Working with data
For details about software and applications available on the VMs, see the FAQ.
There are two ways to get data into your workspace, and one way to get data out. Data can be provisioned as part of the workspace configuration, following approval by the DAC, or it can be imported/exported via the Airlock mechanism.
Data provisioning via the DAC
Data requested in the DAR will be prepared for you and pushed into the workspace, onto the shared storage disk.
The Airlock mechanism
The Airlock metaphor captures the way users can import their own data into their workspace, or export it from it. There is no direct access to allow data to be moved into/out of the workspace storage, instead, someone must review the data in each case, and approve or deny the request.
Importing data
For importing, the workflow looks like this:
- A researcher creates a request to import data,
- Then they upload their data to secure storage, as part of the request process,
- Then they submit the request.
- An Airlock Manager, who is appointed per project, will review the request, and approve or deny it.
- If approved, the researcher will then receive an email with a secure URL to allow them to retrieve data from the workspace, using a VM within the workspace.
The create-upload-submit approach seems a bit odd at first, but the logic is sound. Once you submit, you can no longer upload to the same request, which means the data you’ve uploaded is immutable. That means we can be sure that the data we review is the data you will get.
Exporting data works exactly the same way, just with the flow reversed, starting from an upload in the VM, instead of outside.
Note that you can only import or export a single file at a time. If you want to transfer multiple files, you can always zip them together, that’s fine.

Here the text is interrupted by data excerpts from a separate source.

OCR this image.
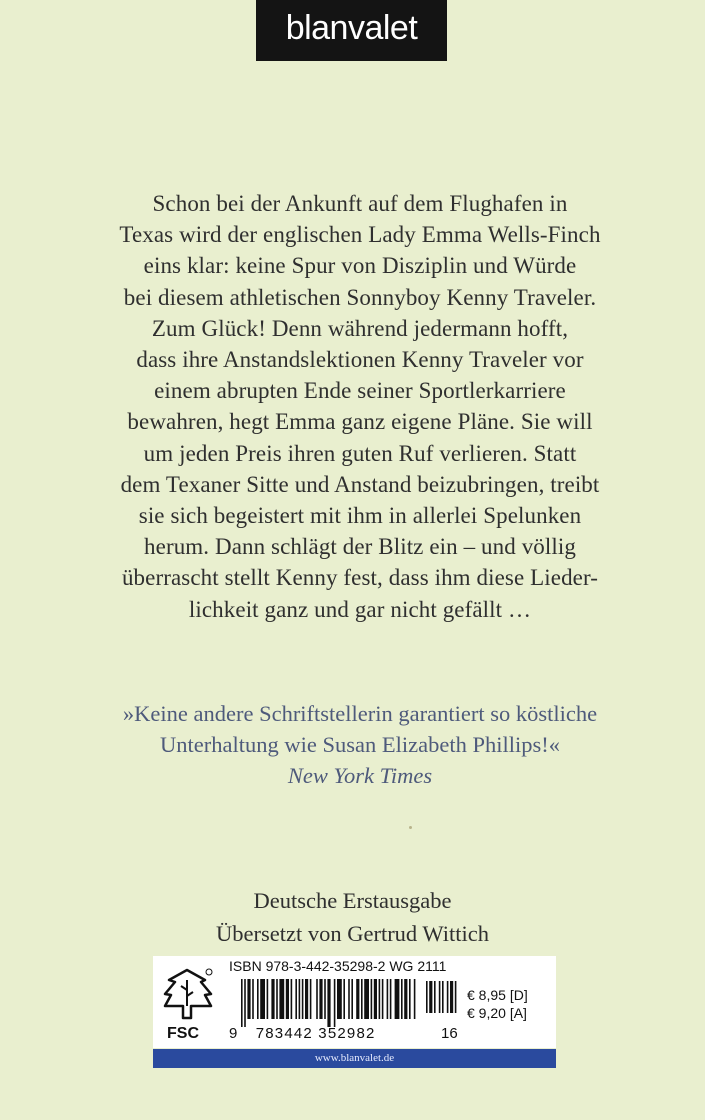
blanvalet
Schon bei der Ankunft auf dem Flughafen in
Texas wird der englischen Lady Emma Wells-Finch
eins klar: keine Spur von Disziplin und Würde
bei diesem athletischen Sonnyboy Kenny Traveler.
Zum Glück! Denn während jedermann hofft,
dass ihre Anstandslektionen Kenny Traveler vor
einem abrupten Ende seiner Sportlerkarriere
bewahren, hegt Emma ganz eigene Pläne. Sie will
um jeden Preis ihren guten Ruf verlieren. Statt
dem Texaner Sitte und Anstand beizubringen, treibt
sie sich begeistert mit ihm in allerlei Spelunken
herum. Dann schlägt der Blitz ein – und völlig
überrascht stellt Kenny fest, dass ihm diese Lieder-
lichkeit ganz und gar nicht gefällt …
»Keine andere Schriftstellerin garantiert so köstliche
Unterhaltung wie Susan Elizabeth Phillips!«
New York Times
Deutsche Erstausgabe
Übersetzt von Gertrud Wittich
FSC
ISBN 978-3-442-35298-2 WG 2111
9 783442 352982	16
€ 8,95 [D]
€ 9,20 [A]
www.blanvalet.de
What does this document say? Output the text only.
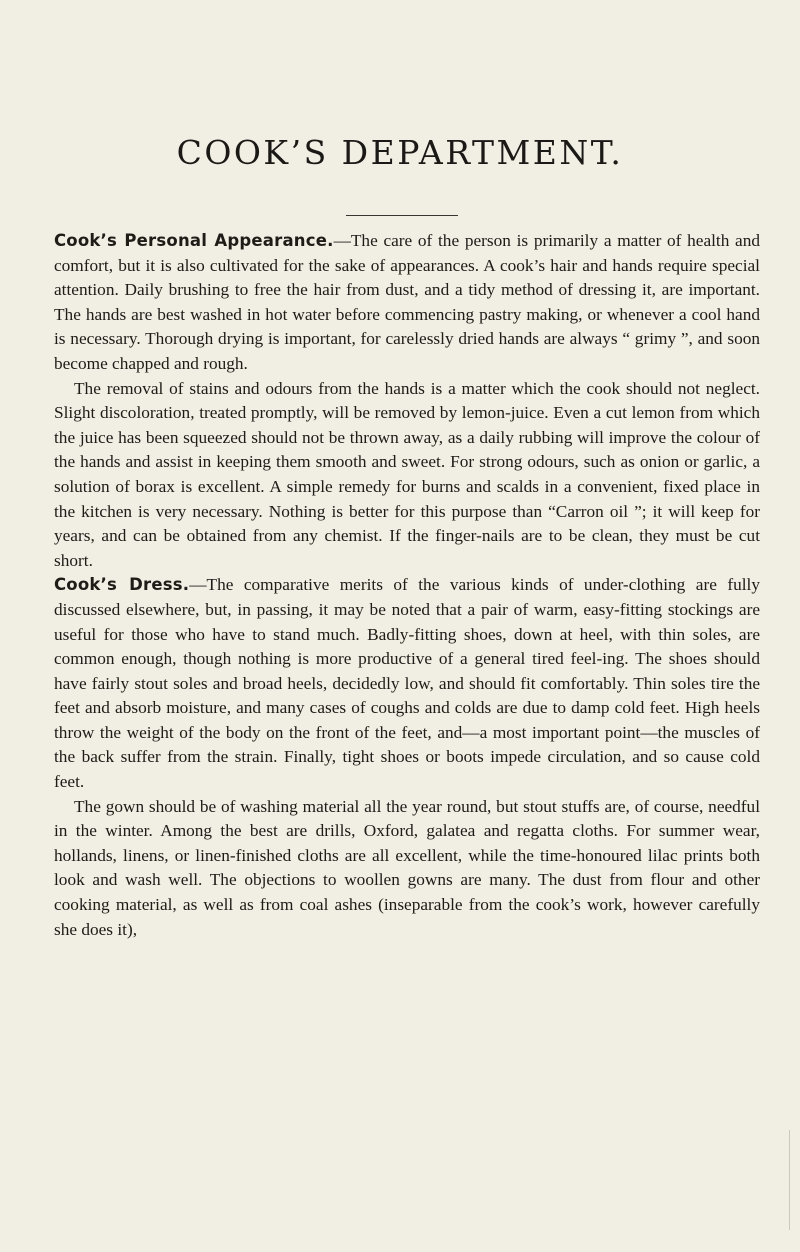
COOK’S DEPARTMENT.

Cook’s Personal Appearance.—The care of the person is primarily a matter of health and comfort, but it is also cultivated for the sake of appearances. A cook’s hair and hands require special attention. Daily brushing to free the hair from dust, and a tidy method of dressing it, are important. The hands are best washed in hot water before commencing pastry making, or whenever a cool hand is necessary. Thorough drying is important, for carelessly dried hands are always “ grimy ”, and soon become chapped and rough.

The removal of stains and odours from the hands is a matter which the cook should not neglect. Slight discoloration, treated promptly, will be removed by lemon-juice. Even a cut lemon from which the juice has been squeezed should not be thrown away, as a daily rubbing will improve the colour of the hands and assist in keeping them smooth and sweet. For strong odours, such as onion or garlic, a solution of borax is excellent. A simple remedy for burns and scalds in a convenient, fixed place in the kitchen is very necessary. Nothing is better for this purpose than “Carron oil ”; it will keep for years, and can be obtained from any chemist. If the finger-nails are to be clean, they must be cut short.

Cook’s Dress.—The comparative merits of the various kinds of under-clothing are fully discussed elsewhere, but, in passing, it may be noted that a pair of warm, easy-fitting stockings are useful for those who have to stand much. Badly-fitting shoes, down at heel, with thin soles, are common enough, though nothing is more productive of a general tired feel-ing. The shoes should have fairly stout soles and broad heels, decidedly low, and should fit comfortably. Thin soles tire the feet and absorb moisture, and many cases of coughs and colds are due to damp cold feet. High heels throw the weight of the body on the front of the feet, and—a most important point—the muscles of the back suffer from the strain. Finally, tight shoes or boots impede circulation, and so cause cold feet.

The gown should be of washing material all the year round, but stout stuffs are, of course, needful in the winter. Among the best are drills, Oxford, galatea and regatta cloths. For summer wear, hollands, linens, or linen-finished cloths are all excellent, while the time-honoured lilac prints both look and wash well. The objections to woollen gowns are many. The dust from flour and other cooking material, as well as from coal ashes (inseparable from the cook’s work, however carefully she does it),
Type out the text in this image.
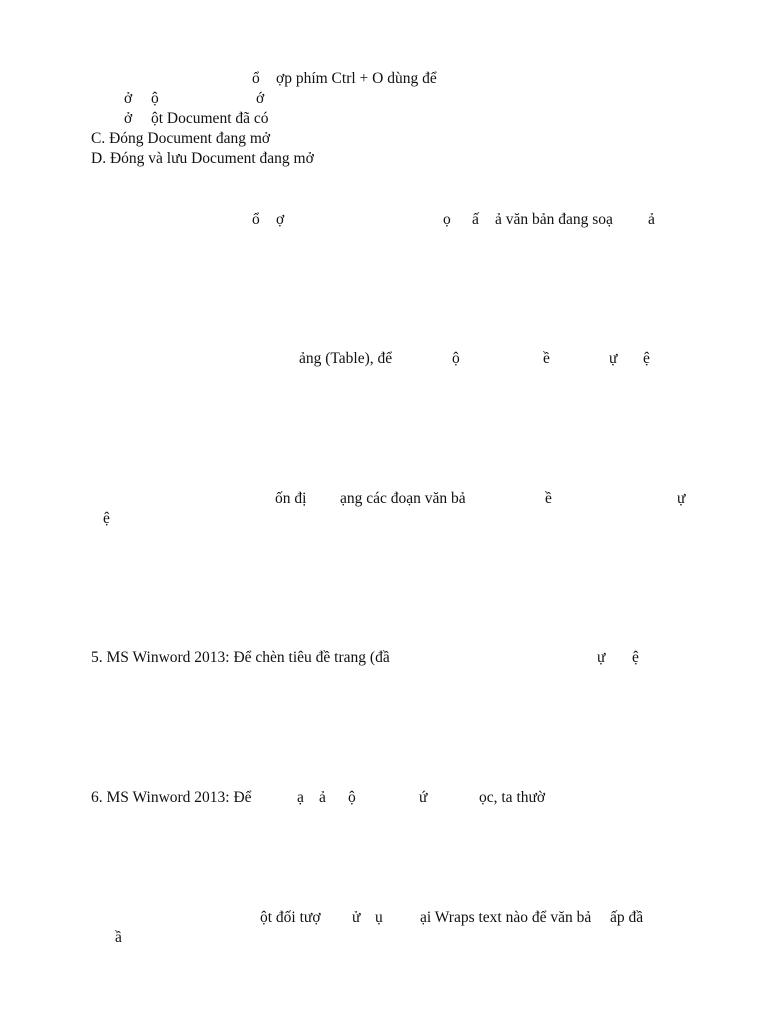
ổ ợp phím Ctrl + O dùng để
ở ộ	ớ
ở ột Document đã có
C. Đóng Document đang mở
D. Đóng và lưu Document đang mở
ổ ợ	ọ ấ ả văn bản đang soạ ả
ảng (Table), để	ộ	ề	ự ệ
ốn đị ạng các đoạn văn bả	ề	ự
ệ
5. MS Winword 2013: Để chèn tiêu đề trang (đầ	ự ệ
6. MS Winword 2013: Để	ạ ả ộ	ứ	ọc, ta thườ
ột đối tượ ử ụ ại Wraps text nào để văn bả ấp đầ
ầ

Creating an airlock request
As a pre-requisite, you need either to have the Azure CLI installed on your laptop, or to have the Azure Storage Explorer installed. This example shows the workflow using the Storage Explorer, using the CLI is more self-explanatory, assuming you’re familiar with it.
In your workspace, in the sidebar on the left, there’s an Airlock button. Click that, and you’ll see the Airlock landing page. In this example, there are no requests yet. Click the New request button to create one.
Choose between an import request and an export request.
Give a name and a justification, then click Create, then confirm that you want to create the request.
Once your request is created, you need to upload the data before you submit the request.
A request can only contain a single file, so if you have multiple files, create a tar or zip of them, and upload that. There are two ways to upload your single file, either using a SAS URL, or using the Azure CLI. At this point, the submission form will have refreshed and at the end of the form there are two tabs (SAS URL and CLI) that provide information needed for the next stage.
NB: If you click away from the form, it will disappear. In that case, refresh the Airlock landing page, and you’ll see your request there, in draft form. Double-click on it, and the form will open again.
This example uses the SAS URL. The default tab provides the information needed for the Azure Storage Explorer tool. The CLI tab provides a command line example you will need to complete if uploading from the command line using the Azure CLI.
Now open the Azure Storage Explorer. If this is your first time using it, click the Sign in with Azure tile, and follow the instructions. Then come back and click Attach to a resource,
and then Blob container or directory.
Select Shared access signature URL (SAS), paste in the URL from your request, click Next, then Connect.
Use the Upload button and select your data file for upload. Leave the parameters at their defaults, and complete the upload. The Storage Explorer should then look like this, showing that your file (“pi.txt”, in this example) has been successfully uploaded. You can also drag-and-drop into the Storage Explorer to upload your file that way.
Go back to the airlock form, or re-open it by double-clicking on your request in the airlock landing page, and click Submit.
An email will be sent to the airlock reviewer, who will then review your data to check it’s safe for upload. They will approve or deny your request, and you will be notified by email of the result.
Retrieving the data in a workspace VM
If your request has been approved, you can double-click on the request and see the new SAS URL that you can use for downloading the data into your VM. The Azure Storage Explorer is already installed in the workspace VM images (storage-explorer
on the Linux command line, or currently only the Data Science VMs for Windows), so you can launch it, and use the same method as above for downloading the file. The first time you run storage-explorer you will may to run:
sudo snap connect storage-explorer:password-manager-service :password-manager-service
Exporting data
The export process is entirely analogous, simply starting from the workspace VM with the upload of a (possibly tarred or zipped) file.
Shared Storage
There’s also the possibility of using shared storage to share files between multiple VMs. E.g., if you have a Windows VM and a Linux VM so that you can use OS-specific tools, you may want to share your data between those machines.
We configure workspaces with 500 GB of shared storage by default, and can increase that at any time if you need more. Shared storage is valuable because it will outlive the individual VMs, if you create a file on shared storage on a VM, delete the VM, then create a new VM, it will find the file still there.
On Windows VMs, the shared storage is be mounted on the Z:
drive. On Linux VMs, the shared storage is mounted under the /shared-storage
folder.
The files in this folder are always owned by the currently logged-in user, whichever OS you’re using, even if you’re using multiple machines, so there’s no concept (yet) of a proper multi-user filesystem.